The Alien Franchise has attached itself into pop-culture psyche like the face-hugger does to its victim. What has emerged is one of the most iconic and memorable films in the history of sci-fi. There have been attempts at translating the universe to a video game. But the most recent addition, that still inspires adrenalin, action, and the classic Aliens feel is 2013’s Aliens: Colonial Marines.
When a military platoon is sent to investigate the sudden reappearance of the Sulaco, not only are they greeted by a familiar carnivorous foe, but unknown mercenaries are also present and just as hostile. Attempting to escape, the remaining crew crash-land just a few klicks away from the colony of Hadley’s Hope. From there the crew must piece together what’s going on… if they can survive long enough in the process.

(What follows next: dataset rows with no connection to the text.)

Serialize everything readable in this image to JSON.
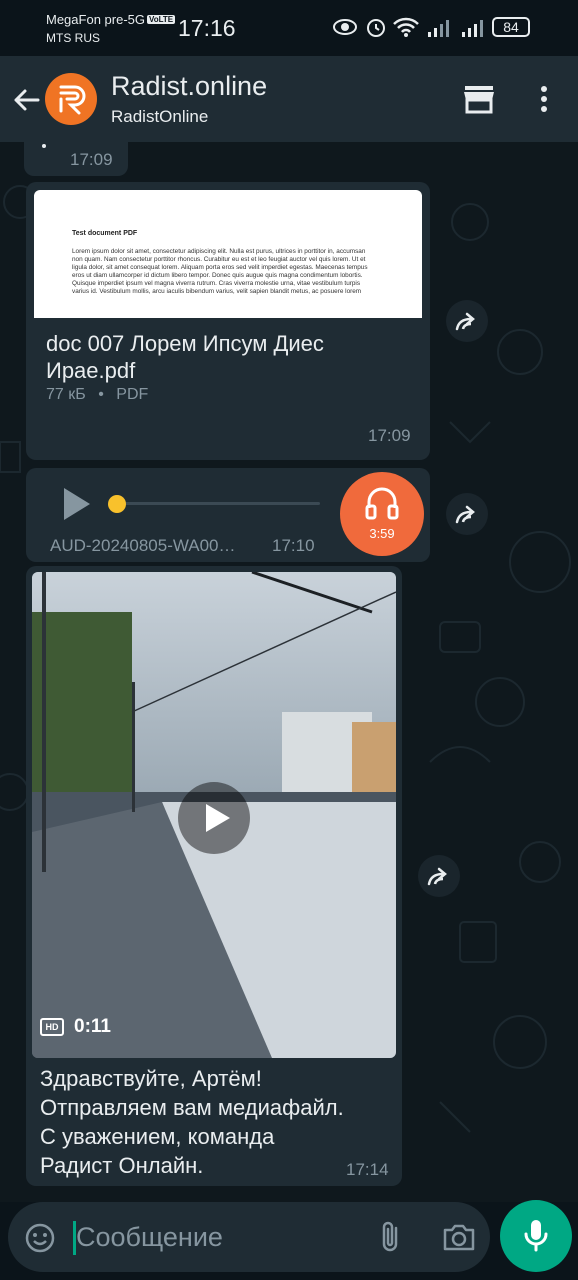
{
  "status_bar": {
    "carrier1": "MegaFon pre-5G",
    "volte": "VoLTE",
    "carrier2": "MTS RUS",
    "time": "17:16",
    "battery": "84"
  },
  "header": {
    "title": "Radist.online",
    "subtitle": "RadistOnline"
  },
  "messages": {
    "prev_time": "17:09",
    "document": {
      "preview_title": "Test document PDF",
      "preview_text": "Lorem ipsum dolor sit amet, consectetur adipiscing elit. Nulla est purus, ultrices in porttitor in, accumsan non quam. Nam consectetur porttitor rhoncus. Curabitur eu est et leo feugiat auctor vel quis lorem. Ut et ligula dolor, sit amet consequat lorem. Aliquam porta eros sed velit imperdiet egestas. Maecenas tempus eros ut diam ullamcorper id dictum libero tempor. Donec quis augue quis magna condimentum lobortis. Quisque imperdiet ipsum vel magna viverra rutrum. Cras viverra molestie urna, vitae vestibulum turpis varius id. Vestibulum mollis, arcu iaculis bibendum varius, velit sapien blandit metus, ac posuere lorem",
      "name": "doc 007 Лорем Ипсум Диес Ирае.pdf",
      "size": "77 кБ",
      "sep": "•",
      "type": "PDF",
      "time": "17:09"
    },
    "audio": {
      "name": "AUD-20240805-WA00…",
      "time": "17:10",
      "duration": "3:59",
      "progress": 0.0
    },
    "video": {
      "hd": "HD",
      "duration": "0:11",
      "caption": [
        "Здравствуйте, Артём!",
        "Отправляем вам медиафайл.",
        "С уважением, команда",
        "Радист Онлайн."
      ],
      "time": "17:14"
    }
  },
  "input": {
    "placeholder": "Сообщение"
  },
  "colors": {
    "accent": "#00a884",
    "avatar": "#f07424",
    "audio_badge": "#f06a3c",
    "bubble": "#1f2c34"
  },
  "icons": [
    "back-arrow-icon",
    "store-icon",
    "more-vert-icon",
    "forward-icon",
    "play-icon",
    "headphones-icon",
    "hd-icon",
    "emoji-icon",
    "attach-icon",
    "camera-icon",
    "mic-icon"
  ]
}
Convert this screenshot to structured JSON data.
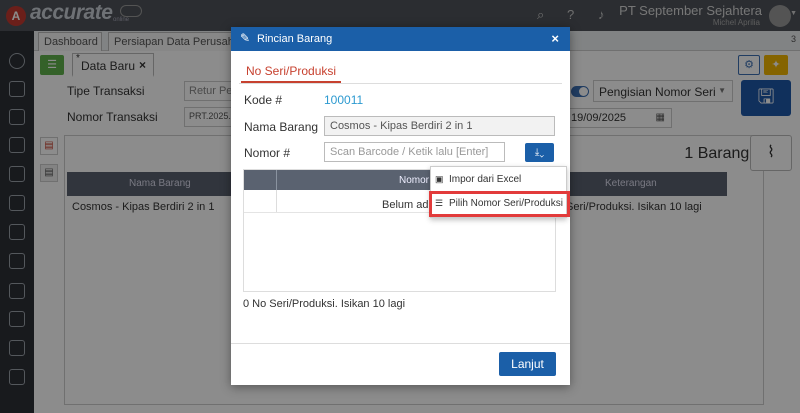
{
  "app": {
    "logo_letter": "A",
    "logo_text": "accurate",
    "logo_sub": "online",
    "company": "PT September Sejahtera",
    "user": "Michel Aprilia"
  },
  "tabs": [
    {
      "label": "Dashboard"
    },
    {
      "label": "Persiapan Data Perusahaan"
    }
  ],
  "tab_count": "3",
  "doc": {
    "star": "*",
    "tab_label": "Data Baru",
    "close": "×"
  },
  "form": {
    "tipe_label": "Tipe Transaksi",
    "tipe_value": "Retur Per",
    "nomor_label": "Nomor Transaksi",
    "nomor_value": "PRT.2025.0",
    "pengisian": "Pengisian Nomor Seri",
    "date": "19/09/2025"
  },
  "main_table": {
    "count_text": "1 Barang",
    "required": "*",
    "col_nama": "Nama Barang",
    "col_keterangan": "Keterangan",
    "row_nama": "Cosmos - Kipas Berdiri 2 in 1",
    "row_keterangan": "Seri/Produksi. Isikan 10 lagi"
  },
  "modal": {
    "title": "Rincian Barang",
    "tab": "No Seri/Produksi",
    "kode_label": "Kode #",
    "kode_value": "100011",
    "nama_label": "Nama Barang",
    "nama_value": "Cosmos - Kipas Berdiri 2 in 1",
    "nomor_label": "Nomor #",
    "nomor_placeholder": "Scan Barcode / Ketik lalu [Enter]",
    "table_header": "Nomor",
    "table_row": "Belum ada",
    "footer_text": "0 No Seri/Produksi. Isikan 10 lagi",
    "button": "Lanjut"
  },
  "dropdown": [
    {
      "label": "Impor dari Excel",
      "icon": "excel-icon"
    },
    {
      "label": "Pilih Nomor Seri/Produksi",
      "icon": "list-icon"
    }
  ],
  "colors": {
    "primary": "#1b5fa8",
    "accent_red": "#c7412f",
    "highlight": "#e23b3b",
    "link": "#2d9ad0"
  }
}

Aliens: Colonial Marines boasts an impressive pedigree, both Gearbox Software (makers of the much popular Borderlands series) and TimeGate studios (responsible for F.E.A.R. and military R.T.S. game Axis and Allies). F.E.A.R. is well-known for being an atmospheric horror game based on an assault unit and unspeakable horror, so they’re a perfect fit in the world of the Xenomorphs. Despite the competent A.I. of your squad-mates, the player must remain on high alert as the enemy could come from anywhere… and usually does. The combat is tense and unremitting, capturing the relentless terror onboard. On normal (or solider) difficulty. You can be easily obliterated by a quick burst of gunfire. Thus, requiring sharp dashes, strategic use of the terrain, and keeping your wits about you, as the iconic scanner keeps beeping and the pulse rifles keep up their distinctive cry.

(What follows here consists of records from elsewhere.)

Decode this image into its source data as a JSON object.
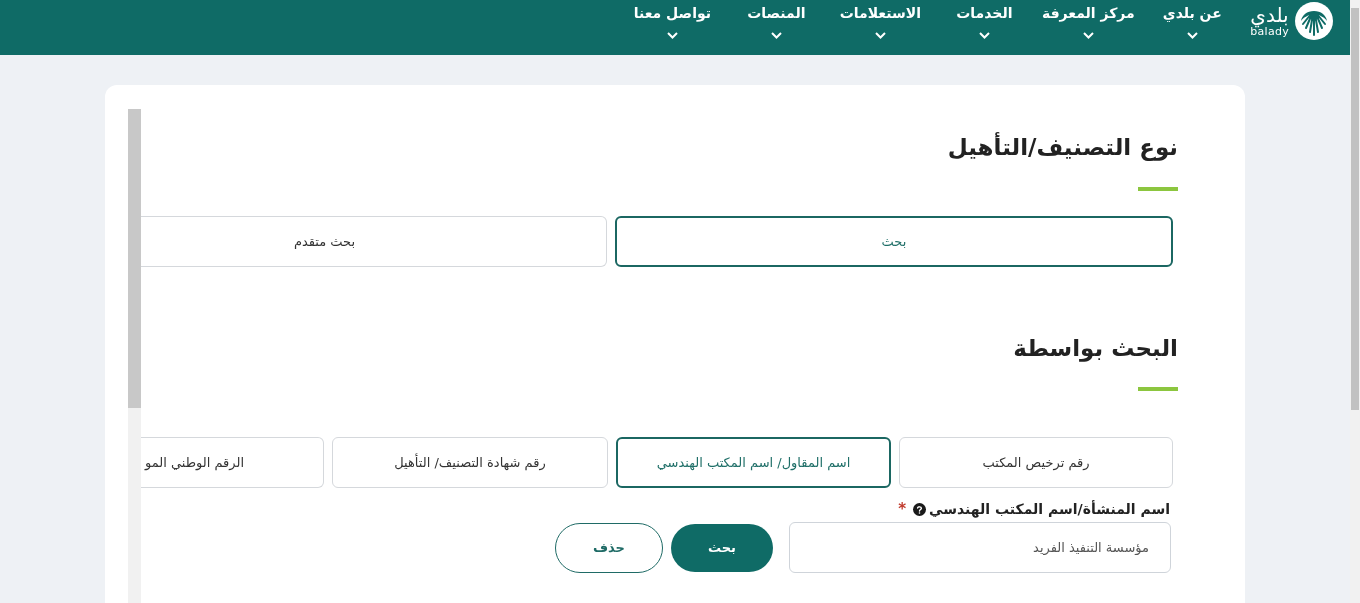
{
  "header": {
    "logo": {
      "arabic": "بلدي",
      "latin": "balady"
    },
    "nav_items": [
      {
        "label": "عن بلدي"
      },
      {
        "label": "مركز المعرفة"
      },
      {
        "label": "الخدمات"
      },
      {
        "label": "الاستعلامات"
      },
      {
        "label": "المنصات"
      },
      {
        "label": "تواصل معنا"
      }
    ]
  },
  "sections": [
    {
      "title": "نوع التصنيف/التأهيل",
      "options": [
        {
          "label": "بحث",
          "selected": true
        },
        {
          "label": "بحث متقدم",
          "selected": false
        }
      ]
    },
    {
      "title": "البحث بواسطة",
      "options": [
        {
          "label": "رقم ترخيص المكتب",
          "selected": false
        },
        {
          "label": "اسم المقاول/ اسم المكتب الهندسي",
          "selected": true
        },
        {
          "label": "رقم شهادة التصنيف/ التأهيل",
          "selected": false
        },
        {
          "label": "الرقم الوطني المو",
          "selected": false
        }
      ]
    }
  ],
  "form": {
    "field": {
      "label": "اسم المنشأة/اسم المكتب الهندسي",
      "required_mark": "*",
      "value": "مؤسسة التنفيذ الفريد"
    },
    "buttons": [
      {
        "label": "بحث",
        "kind": "primary"
      },
      {
        "label": "حذف",
        "kind": "secondary"
      }
    ]
  }
}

There’re no bones about it, this game is a love letter to the main Aliens franchise. The aesthetic perfectly encapsulates the feeling of abject horror, that the films and their mythos have come to be known for. And this is seen in the levels that are primarily based on recognisable locations from the films. The game savours its shots of windows, overlooking the ship, that looks almost identical to the models used in the film (jazzed up, of course, with the then latest in computer graphics.) Through the course of the campaign, you’ll visit other places like the colony of Hadley’s Hope. It’s impressive how immersive the experience is. Especially if you’ve grown up mesmerised by them.
Collectables are also abundant, along with audio-logs and dog-tags, you can pick up the same weapons used by the stars of the film. Corporal Hick’s shotgun is a favourite of mine, but weapons like Vasquez’s powerful Smartgun are available to play with. However, no experience would be complete without a go on the famous power loader. These inclusions feel like they’re affectionately crafted into the game and are a pleasure to experience.
Aliens: Colonial Marines shows that even 20 years on, the beloved world of LV-426 can be revisited with the same feelings of excitement and terror as it inspired the first time. It gives fans of the films a variety of great reasons to step up and face the Xenomorphs. As well as giving the player the chance to be front and centre in the movies. Aliens: Colonial Marines is a heck of a ride, and it’s anything but game over man.